I do hope Hedges branches out beyond the earnest Hollywood drama at some point, however. All told, despite being somewhat formally bland, this film earns its emotional payoffs honestly and is a satisfying look at the cost of addiction.

RATING: ***

Non-Fiction would be a good bet for the most French entry in the Vancouver International Film Festival, writes Monday reviewer Kyle Wells.

Non-Fiction, directed by Olivier Assayas

If VIFF had an award for Most French Movie, surely the latest from Assayas would take it. Scenes in cafes? Check. Plenty of wine drinking? Check. Everyone sleeping with each other’s spouses? Check. Endless conversations about art and politics? Double check. That’s not to say it’s a bad thing, and in fact Non-Fiction is perhaps the most easily enjoyable film from Assayas in recent years. For this reason alone it comes off as perhaps a bit slight compared to Clouds the Sils Maria or Personal Shopper, but it’s breezier and a lot funnier than those two outings, and that’s not for nothing.

Of course how much interest you have in watching beautiful French people drink, make love and talk about literature will determine how much you get out of the movie, but with its story of middle-aged ennui during our modern era of cultural, political and technological transition, Non-Fiction does have some medicine with its sugar.

RATING: ***1/2

Vox Lux, directed by Brady Corbet

Not even Natalie Portman in full-on trashy Staten Island mode can save this pretentious mess of a movie.
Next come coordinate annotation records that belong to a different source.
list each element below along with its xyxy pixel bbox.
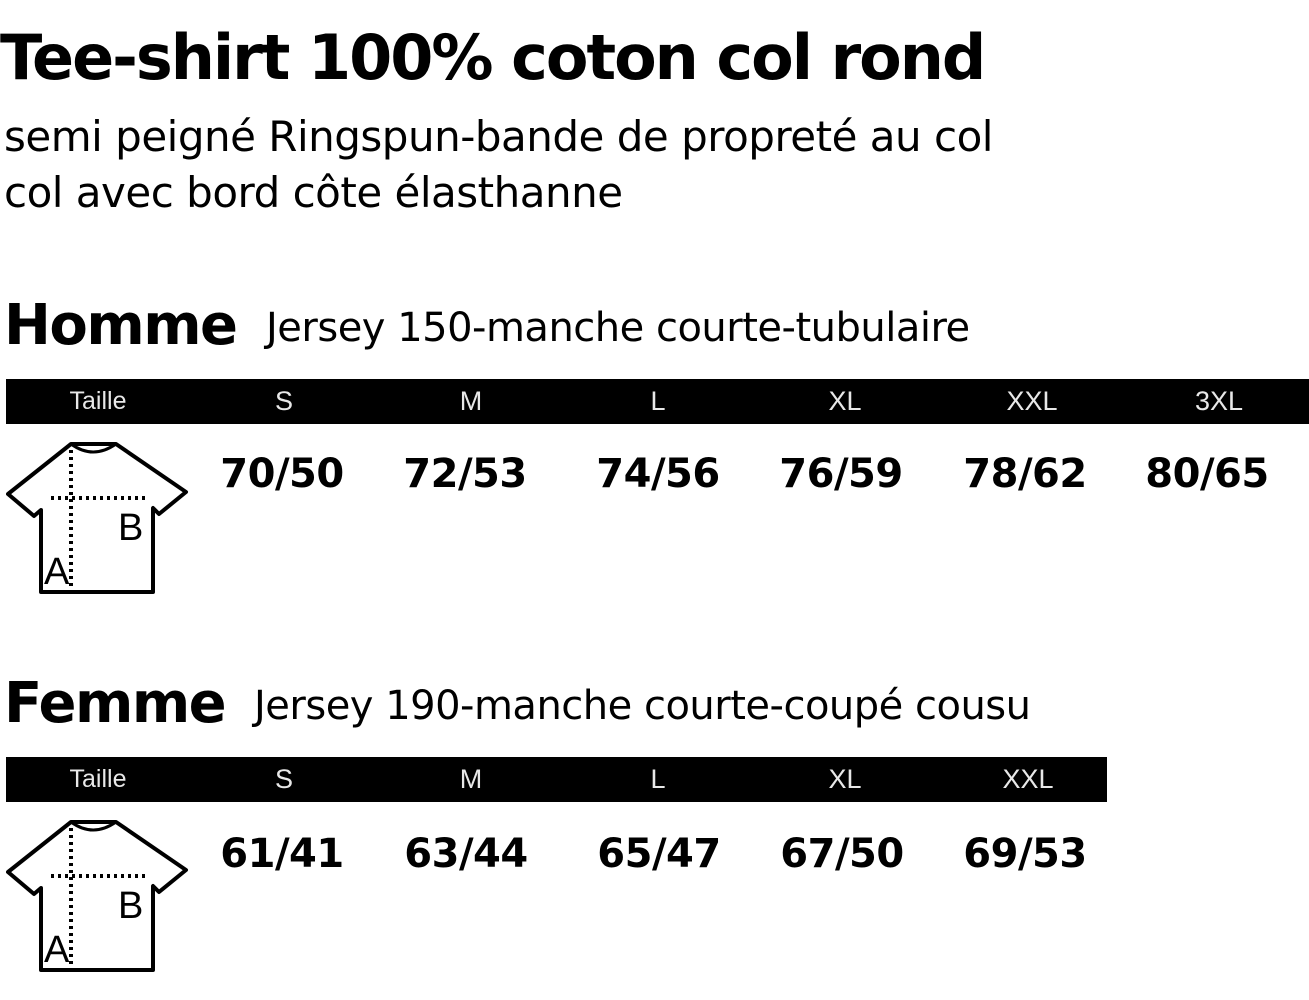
femme-diagram-label-a: A	[44, 929, 70, 971]
homme-size-xl: XL	[828, 386, 862, 416]
homme-size-s: S	[274, 386, 294, 416]
homme-measure-xxl: 78/62	[963, 451, 1087, 497]
homme-measure-l: 74/56	[596, 451, 720, 497]
section-femme-title: Femme	[4, 671, 227, 736]
section-homme-title: Homme	[4, 293, 238, 358]
product-title: Tee-shirt 100% coton col rond	[0, 21, 986, 94]
homme-tshirt-measure-icon: A B	[6, 442, 188, 594]
femme-size-header: Taille S M L XL XXL	[6, 757, 1107, 802]
homme-size-xxl: XXL	[1006, 386, 1058, 416]
femme-measure-xxl: 69/53	[963, 831, 1087, 877]
femme-measure-m: 63/44	[404, 831, 528, 877]
homme-size-3xl: 3XL	[1194, 386, 1244, 416]
homme-size-header: Taille S M L XL XXL 3XL	[6, 379, 1309, 424]
homme-diagram-label-b: B	[118, 507, 143, 549]
homme-measure-xl: 76/59	[779, 451, 903, 497]
femme-tshirt-measure-icon: A B	[6, 820, 188, 972]
homme-size-l: L	[650, 386, 666, 416]
femme-header-taille: Taille	[69, 765, 127, 793]
section-femme-description: Jersey 190-manche courte-coupé cousu	[254, 683, 1031, 729]
section-homme-description: Jersey 150-manche courte-tubulaire	[266, 305, 970, 351]
homme-measure-s: 70/50	[220, 451, 344, 497]
product-subtitle-line2: col avec bord côte élasthanne	[4, 168, 623, 217]
homme-header-taille: Taille	[69, 387, 127, 415]
homme-measure-m: 72/53	[403, 451, 527, 497]
product-subtitle-line1: semi peigné Ringspun-bande de propreté a…	[4, 112, 993, 161]
femme-measure-l: 65/47	[597, 831, 721, 877]
femme-size-s: S	[274, 764, 294, 794]
homme-measure-3xl: 80/65	[1145, 451, 1269, 497]
femme-measure-xl: 67/50	[780, 831, 904, 877]
homme-size-m: M	[459, 386, 483, 416]
femme-measure-s: 61/41	[220, 831, 344, 877]
femme-diagram-label-b: B	[118, 885, 143, 927]
femme-size-m: M	[459, 764, 483, 794]
femme-size-xl: XL	[828, 764, 862, 794]
femme-size-xxl: XXL	[1002, 764, 1054, 794]
femme-size-l: L	[650, 764, 666, 794]
homme-diagram-label-a: A	[44, 551, 70, 593]
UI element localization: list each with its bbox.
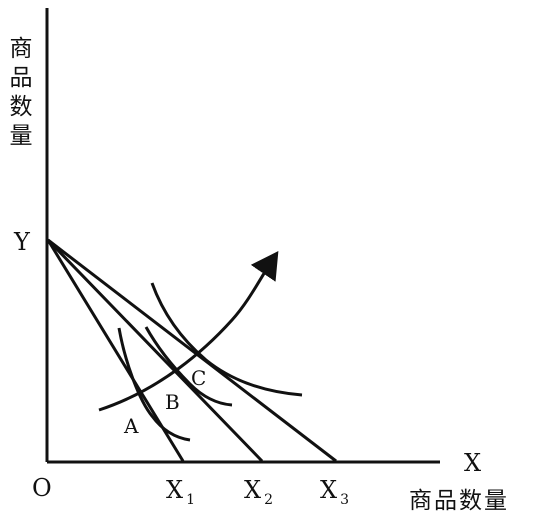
- x2-name: X: [244, 476, 262, 504]
- x-symbol: X: [464, 449, 482, 477]
- x-axis-label: 商品数量: [409, 488, 509, 514]
- x1-subscript: 1: [186, 492, 196, 508]
- x1-name: X: [166, 476, 184, 504]
- budget-line-x3: [47, 238, 337, 463]
- origin-label: O: [32, 474, 52, 502]
- point-a-label: A: [124, 414, 139, 438]
- y-axis-label: 商品数量: [5, 36, 31, 152]
- x3-name: X: [320, 476, 338, 504]
- expansion-path: [98, 251, 279, 412]
- budget-line-x2: [46, 238, 264, 463]
- point-b-label: B: [165, 390, 180, 414]
- x3-subscript: 3: [340, 492, 350, 508]
- x2-subscript: 2: [264, 492, 274, 508]
- indifference-curve-b: [144, 326, 233, 407]
- indifference-curve-a: [117, 327, 191, 442]
- indifference-curve-c: [150, 282, 303, 397]
- point-c-label: C: [191, 366, 207, 390]
- y-symbol: Y: [14, 228, 30, 256]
And the fact that it starts so promisingly makes the dreariness that follows all the harder to endure.

At first the film’s unique tone and gimmicks (such as opening credits that look like closing credits) seem potentially refreshing, and an early scene of shocking violence is gripping in a way one hopes the rest of the film can match. But sadly, as the movie plods along it becomes clear that while Corbet most certainly believes otherwise, it has nothing of any interest to say. Pop music is vapid. Modern society is shallow. Violence and entertainment have become intertwined. You get it.

These film student sentiments would be more forgivable were they not presented in such a grindingly inert manner, devoid of any humour but with an abundance of self-importance. And its finale of a pop concert (with songs written by SIA) is an insult to any thinking fan of either movies or music. I suppose we’re supposed to recoil at the artifice now that we’re freshly armed with the knowledge of the soul-crushing industry behind it, but honestly, lighten up. As our main character speaks to, early in the film, sometimes people just like to feel happy. Turns out, an entire movie trying to convince us otherwise is just as tiresome as it sounds.

RATING: *

Bel Canto, directed by Paul Weitz

I’ve seen a lot of formally dull Hollywood dramas this festival. Sure, they’re often full of impressive performances and heart-wrenching stories, but with nothing visually or tonally distinctive about them, and once you’ve seen a couple in close proximity they start bleeding into one another.

Bel Canto has been perhaps the dullest of the bunch, despite a strong turn from the always-great Julianne Moore. Based on a novel which was loosely based on true events, the movie is about a group of people held hostage by rebels in Peru in the 1990s. But the film isn’t much interested in what the rebels want or the circumstances which have led to this, and instead focuses on the bonds of friendship and love which form during this stressful situation.

And it’s all tied together by opera, because music is a common language, and despite hardship there is still beauty in the world and you get it. It’s admirable to show the humanity of the rebels and to focus on how there is more connecting us than keeping us apart. But it’s all expressed so obviously, without any real vision on the part of Weitz, that it comes off trite, sabotaging any emotional power it may have managed otherwise.